Other highlights of the programming included one on the important role publishers have to play in education, featuring IPA EC members Lawrence Njagi (Kenya) and Pranav Gupta (India), a session on the sustainability of book fairs featuring London Book Fair’s Gareth Rapley talking with Frankfurt’s Juergen Boos, as well as a lively discussion with Rachel Martin (Elsevier), Louis Coiffait-Gunn (Publishers Association), Porter Anderson (Publishing Perspectives) and Sherri Aldis on what is needed to accelerate progress on the SDGs which mentioned the SDG Book club now spouting local chapters all over the world.

 

Day 2 of London Book Fair kicked off with IPA President, Karine Pansa welcoming the Mayor of London, Sadiq Khan, for his opening keynote. Pansa welcomed Khan and his commitment to both London as an international level cultural hub and a more environmentally respectful city. She underlined the dual nature of publishing in tackling the climate crisis – through the books it publishes and the way publishers conduct themselves as businesses.
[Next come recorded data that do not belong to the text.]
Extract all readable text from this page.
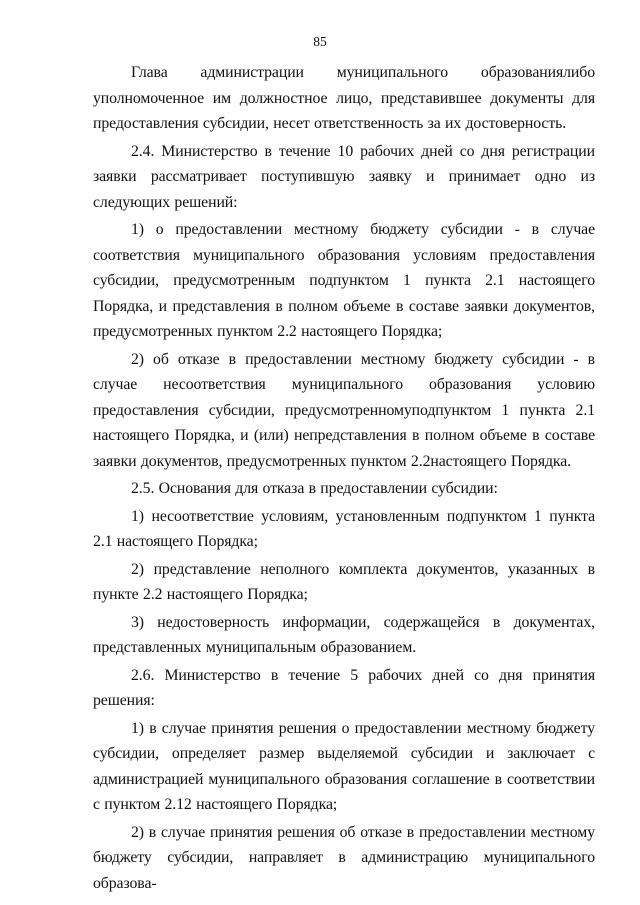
85

Глава администрации муниципального образованиялибо уполномоченное им должностное лицо, представившее документы для предоставления субсидии, несет ответственность за их достоверность.

2.4. Министерство в течение 10 рабочих дней со дня регистрации заявки рассматривает поступившую заявку и принимает одно из следующих решений:

1) о предоставлении местному бюджету субсидии - в случае соответствия муниципального образования условиям предоставления субсидии, предусмотренным подпунктом 1 пункта 2.1 настоящего Порядка, и представления в полном объеме в составе заявки документов, предусмотренных пунктом 2.2 настоящего Порядка;

2) об отказе в предоставлении местному бюджету субсидии - в случае несоответствия муниципального образования условию предоставления субсидии, предусмотренномуподпунктом 1 пункта 2.1 настоящего Порядка, и (или) непредставления в полном объеме в составе заявки документов, предусмотренных пунктом 2.2настоящего Порядка.

2.5. Основания для отказа в предоставлении субсидии:

1) несоответствие условиям, установленным подпунктом 1 пункта 2.1 настоящего Порядка;

2) представление неполного комплекта документов, указанных в пункте 2.2 настоящего Порядка;

3) недостоверность информации, содержащейся в документах, представленных муниципальным образованием.

2.6. Министерство в течение 5 рабочих дней со дня принятия решения:

1) в случае принятия решения о предоставлении местному бюджету субсидии, определяет размер выделяемой субсидии и заключает с администрацией муниципального образования соглашение в соответствии с пунктом 2.12 настоящего Порядка;

2) в случае принятия решения об отказе в предоставлении местному бюджету субсидии, направляет в администрацию муниципального образова-
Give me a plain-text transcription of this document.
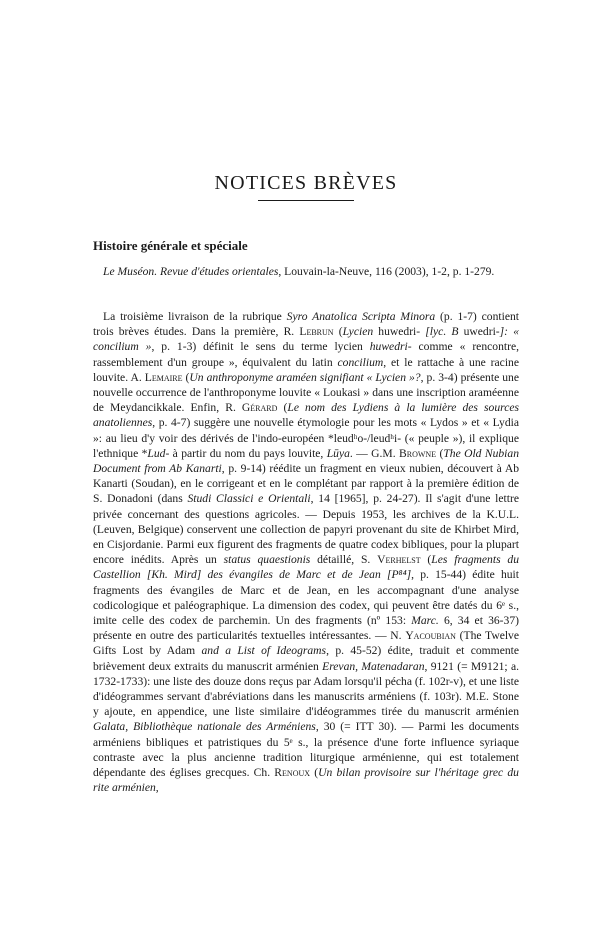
NOTICES BRÈVES
Histoire générale et spéciale

Le Muséon. Revue d'études orientales, Louvain-la-Neuve, 116 (2003), 1-2, p. 1-279.

La troisième livraison de la rubrique Syro Anatolica Scripta Minora (p. 1-7) contient trois brèves études. Dans la première, R. Lebrun (Lycien huwedri- [lyc. B uwedri-]: « concilium », p. 1-3) définit le sens du terme lycien huwedri- comme « rencontre, rassemblement d'un groupe », équivalent du latin concilium, et le rattache à une racine louvite. A. Lemaire (Un anthroponyme araméen signifiant « Lycien »?, p. 3-4) présente une nouvelle occurrence de l'anthroponyme louvite « Loukasi » dans une inscription araméenne de Meydancikkale. Enfin, R. Gérard (Le nom des Lydiens à la lumière des sources anatoliennes, p. 4-7) suggère une nouvelle étymologie pour les mots « Lydos » et « Lydia »: au lieu d'y voir des dérivés de l'indo-européen *leudʰo-/leudʰi- (« peuple »), il explique l'ethnique *Lud- à partir du nom du pays louvite, Lūya. — G.M. Browne (The Old Nubian Document from Ab Kanarti, p. 9-14) réédite un fragment en vieux nubien, découvert à Ab Kanarti (Soudan), en le corrigeant et en le complétant par rapport à la première édition de S. Donadoni (dans Studi Classici e Orientali, 14 [1965], p. 24-27). Il s'agit d'une lettre privée concernant des questions agricoles. — Depuis 1953, les archives de la K.U.L. (Leuven, Belgique) conservent une collection de papyri provenant du site de Khirbet Mird, en Cisjordanie. Parmi eux figurent des fragments de quatre codex bibliques, pour la plupart encore inédits. Après un status quaestionis détaillé, S. Verhelst (Les fragments du Castellion [Kh. Mird] des évangiles de Marc et de Jean [P⁸⁴], p. 15-44) édite huit fragments des évangiles de Marc et de Jean, en les accompagnant d'une analyse codicologique et paléographique. La dimension des codex, qui peuvent être datés du 6ᵉ s., imite celle des codex de parchemin. Un des fragments (nº 153: Marc. 6, 34 et 36-37) présente en outre des particularités textuelles intéressantes. — N. Yacoubian (The Twelve Gifts Lost by Adam and a List of Ideograms, p. 45-52) édite, traduit et commente brièvement deux extraits du manuscrit arménien Erevan, Matenadaran, 9121 (= M9121; a. 1732-1733): une liste des douze dons reçus par Adam lorsqu'il pécha (f. 102r-v), et une liste d'idéogrammes servant d'abréviations dans les manuscrits arméniens (f. 103r). M.E. Stone y ajoute, en appendice, une liste similaire d'idéogrammes tirée du manuscrit arménien Galata, Bibliothèque nationale des Arméniens, 30 (= ITT 30). — Parmi les documents arméniens bibliques et patristiques du 5ᵉ s., la présence d'une forte influence syriaque contraste avec la plus ancienne tradition liturgique arménienne, qui est totalement dépendante des églises grecques. Ch. Renoux (Un bilan provisoire sur l'héritage grec du rite arménien,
Khan, speaking in conversation with Dan Conway, CEO of the Publishers Association, was keen to underline the need for urgent actions and that Mayors of cities in many countries could be ‘doers’. He spoke of his forthcoming book as a sort of guidebook to move from fatalism and apathy to a action focused approach and recognized the importance of London’s publishing and other creative industries saying that “good culture binds society, great culture shapes it”.

 

Sustainability continued on the Main Stage programming with Sustainability in Book Publishing – What has Been Achieved to Date and What Still Needs to be Done? The panel discussed the approaches that the individual publishing houses of Bloomsbury, Hachette and Elsevier are taking to address their carbon emissions and mentioned the “tree to me” campaign launched during London Book Fair by the Society of Authors. The campaign is deigned to encourage authors to discuss sustainability with their publishers. 

 

Back at the Sustainability lounge, there were presentations of two important research projects. The first was the recently released research paper on Book Returns by the RISE Bookselling programme of the EIBF and a study on “designed for recycling” by the UK BIC green supply chain committee. There was also an update on the progress of the 2030 Accelerator – an initiative of multiple individual publishers and service providers looking to make concrete progress on a number of sustainability issues by June this year. Jörg Engelstädter, head of Canon’s Future Book Forum, summarised the session as sharing ideas about the sustainability impact of a book where no two books are the same and not every book is a sustainably produced book. Elsevier’s Rachel Martin presented the Carbon Label workstream which you can read more about here. IPA member the Publishers Association also shared two concrete tools developed for their members the carbon calculator and materiality matrix. 

The final day featured practical presentations from individual publishing houses, including Penguin Random house and Harper Collins, that brought an end a very successful sustainability focus that should inspire many in the book sector.